Tool outputs are parsed into typed objects before touching the context window. Nmap XML becomes host and port dicts. SQLMap output becomes injection and database dicts. The LLM sees clean, structured data rather than hundreds of lines it has to interpret on its own.

Context Window Budget

Nemotron 30B runs a 32K token context window — eight times the budget of the 9B it replaced. Per-specialist caps hold tool output to 6,000 chars and RAG threat intel to 3,000 per turn. Each specialist starts fresh, so findings from one phase never pollute the reasoning of the next.

Structural Guardrails

Safety controls are wired into the code, not whispered in a system prompt. Target scope is enforced at the tool wrapper level. Max iteration counts stop runaway loops. Subprocess timeouts kill stalled tools.
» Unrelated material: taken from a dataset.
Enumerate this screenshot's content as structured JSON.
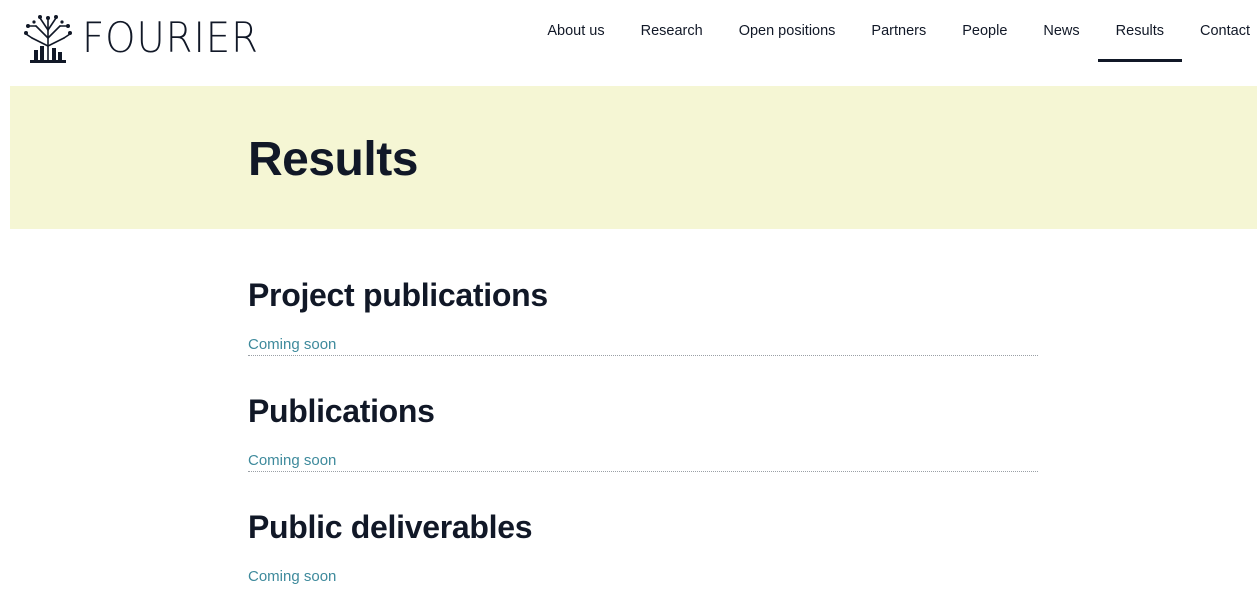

The agent has no way to talk its way around any of this.

07

Key Learnings

Building a security tool forces you to reason from both sides of the wire at once. You design the attack surface and the safety gate in the same breath.

01

Multi-agent systems need explicit state contracts. Without a shared FindingGraph, eleven agents produce eleven disconnected reports, not one coherent attack picture.

02

Retrieval quality matters more than corpus size. A smaller, well-chunked security knowledge base outperforms a raw dump every time.

03

Model abliteration is a precise surgical operation, not a blanket jailbreak. Done wrong, it breaks the model's general reasoning alongside the safety filters.

04

CVSS scores are inputs, not outputs. The attack path that matters is the one connecting low-severity findings into a critical chain — and that requires graph traversal, not a sorted list.

05

Guardrails at the prompt level are worthless. Scope enforcement, iteration caps, and subprocess timeouts wired into the tool layer are the only controls that actually hold under a determined loop.